Rule Breakers
Alexandria Ocasio-Cortez Has Opened Up About Being A Survivor Of Sexual Assault
AOC spoke about her trauma in a candid Instagram Live, referencing the riots at the US Capitol last month.
On Monday Feb. 1, Alexandria Ocasio-Cortez shared for the first time that she is a survivor of sexual assault. In a candid Instagram Live video, the US Democratic congresswoman opened up about her trauma, as she said Republicans who deflect blame for last month's Capitol riot are using "the tactics of abusers".
"I’m a survivor of sexual assault," Ocasio-Cortez said in the video. "And I haven’t told many people that in my life.

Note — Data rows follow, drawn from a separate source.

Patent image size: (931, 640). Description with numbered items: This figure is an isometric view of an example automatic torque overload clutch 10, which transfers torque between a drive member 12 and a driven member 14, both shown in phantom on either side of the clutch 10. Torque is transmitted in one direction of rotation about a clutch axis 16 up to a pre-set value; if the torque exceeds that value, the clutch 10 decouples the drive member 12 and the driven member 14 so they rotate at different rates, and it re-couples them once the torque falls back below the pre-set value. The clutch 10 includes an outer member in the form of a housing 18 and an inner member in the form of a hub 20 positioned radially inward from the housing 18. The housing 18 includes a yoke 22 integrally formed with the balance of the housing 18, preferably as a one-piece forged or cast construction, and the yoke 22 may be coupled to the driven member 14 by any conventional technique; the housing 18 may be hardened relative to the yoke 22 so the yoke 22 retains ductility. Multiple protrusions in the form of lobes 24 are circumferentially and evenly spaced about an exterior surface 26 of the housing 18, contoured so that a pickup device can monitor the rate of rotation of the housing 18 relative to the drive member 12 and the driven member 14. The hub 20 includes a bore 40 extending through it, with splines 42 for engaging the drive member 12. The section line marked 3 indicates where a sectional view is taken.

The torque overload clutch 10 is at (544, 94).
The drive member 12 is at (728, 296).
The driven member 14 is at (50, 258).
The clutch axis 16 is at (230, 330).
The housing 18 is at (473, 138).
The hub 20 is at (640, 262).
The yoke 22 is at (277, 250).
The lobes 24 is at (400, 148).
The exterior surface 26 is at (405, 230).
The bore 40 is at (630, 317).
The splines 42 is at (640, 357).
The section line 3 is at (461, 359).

When we go through trauma, trauma compounds on each other."
Speaking to her Instagram audience, Ocasio-Cortez, who represents the 14th district in New York City, spoke about the events that took place on January 6, when rioters stormed the Capitol building in Washington in support of Donald Trump, ahead of Joe Biden’s inauguration. The riots that day left five people dead.
During the chaos of the riots, Ocasio-Cortez described how she ran to the bathroom at her congressional office, and feared for her life when a man stormed in looking for her. "I immediately realised I shouldn’t have gone into the bathroom. I should have gone in the closet,” she said in the video .
“This was the moment where I thought everything was over,” she explained. “The weird thing about moments like these you lose all sense of time... I thought I was going to die.” It became apparent that the man was a Capitol police officer, but Ocasio-Cortez said she and her staff did not know whether the officer was there to "help us, or hurt us".
Ocasio-Cortez, who was re-elected as a congresswoman in November, is a self-described Latinx democratic socialist, and has spoken up multiple times to condemn white supremacy. CNN reports that she received online death threats from one of the pro-Trump rioters who allegedly participated in the Capitol Attack.
Although Ocasio-Cortez did not go into detail about her sexual assault, she talked about the similarities between the two traumas for her, and how difficult it can be when the impact of these events is minimised by others. “These folks to tell us to move on, that it’s not a big deal, that we should forget what happened, even telling us that we should apologise – these are the same tactics of abusers.”
As BBC reports, Ocasio-Cortez went on to say that: "For so many people out there if you have experienced any sort of trauma, like just the fact of recognising that and admitting it is already a huge step. Especially in a world where people are constantly trying to tell you that you didn't experience what you experienced or that you're lying.
"Or that, you know, those are additional traumas on top of what you've already experienced, right, if you're a survivor of abuse, of neglect, of verbal abuse, of sexual assault, you know, etcetera, there's the trauma of going through what you went through.
"And then there's the trauma afterwards of people not believing you, or trying to publicly humiliate you, or trying to embarrass you. And that also gets internalised, too, because a lot of times you don't want to believe it either.
"You don't want to think that that happened to you. You don't want to think that X person hurt you. You don't want to admit that you were a person who has been abused, assaulted, et cetera, because you don't want to be 'a victim', right?"